Was nun den Gesetzentwurf für die kommunale Bürgerbeteiligung angeht, besteht in Kernpunkten Einigkeit: Das für das Zustandekommen eines Bürgerbegehrens erforderliche Unterschriftenquorum wird von zehn Prozent der Bürgerschaft auf sieben Prozent gesenkt. Kommt es zum Bürgerentscheid, gilt künftig ein Zustimmungsquorum von 20 Prozent. Bisher sind es noch 25 Prozent. Das bedeutet: damit ein Bürgerentscheid erfolgreich ist, bedarf es künftig neben der Mehrheit der Abstimmenden noch der Zustimmung eines Fünftels – nicht mehr eines Viertels – der Abstimmungsberechtigten. Eine weitere Änderung betrifft die Bauleitplanung. Sie ist bis jetzt noch einem Bürgerentscheid entzogen. Künftig wird die Bauleitplanung im Vorfeld der Planfeststellung für Bürgerentscheide geöffnet. Die Frist, Bürgerbegehren gegen Beschlüsse des Gemeinderats einzuleiten, wird von sechs Wochen auf drei Monate verlängert. Diese Regelungen finden sich in der Einigung vom Dezember 2013 und werden von der CDU auch nicht in Frage gestellt. Allerdings hat Grün-Rot einseitig noch einige weitere Änderungen in den Gesetzentwurf eingearbeitet. Da geht der CDU manches zu weit. So sollen die Vorberatungen in den kommunalen Ausschüssen in der Regel öffentlich sein. Jugendliche erhalten erweiterte Mitwirkungsrechte und ein eigenes Budget für die Jugendvertretung. In allen Stadtkreisen und Großen Kreisstädten kann die Bezirksverfassung auch ohne räumlich getrennte Ortsteile eingeführt werden.

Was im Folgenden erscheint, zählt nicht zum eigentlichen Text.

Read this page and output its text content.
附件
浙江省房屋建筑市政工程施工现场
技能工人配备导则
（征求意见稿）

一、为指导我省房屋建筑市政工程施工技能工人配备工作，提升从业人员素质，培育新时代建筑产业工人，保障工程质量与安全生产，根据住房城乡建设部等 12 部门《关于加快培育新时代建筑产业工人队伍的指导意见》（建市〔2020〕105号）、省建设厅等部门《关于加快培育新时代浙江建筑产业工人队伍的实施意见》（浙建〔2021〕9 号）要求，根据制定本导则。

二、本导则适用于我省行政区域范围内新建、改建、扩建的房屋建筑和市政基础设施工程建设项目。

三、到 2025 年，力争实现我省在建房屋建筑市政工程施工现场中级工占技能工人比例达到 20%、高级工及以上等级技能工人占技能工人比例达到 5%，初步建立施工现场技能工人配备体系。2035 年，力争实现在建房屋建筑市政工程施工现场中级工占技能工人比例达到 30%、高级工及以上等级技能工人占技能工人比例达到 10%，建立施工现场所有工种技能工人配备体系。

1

Die Reform bedeute einen Zuwachs von „mehr direkter Demokratie und Transparenz“, sagte Innenminister Reinhold Gall (SPD). Eine befriedigende Antwort auf die Frage, weshalb es seit der interfraktionellen Einigung vom Dezember 2013 länger als ein Jahr brauchte, um einen Gesetzentwurf vorzulegen – die konnte niemand aus dem grün-roten Lager geben.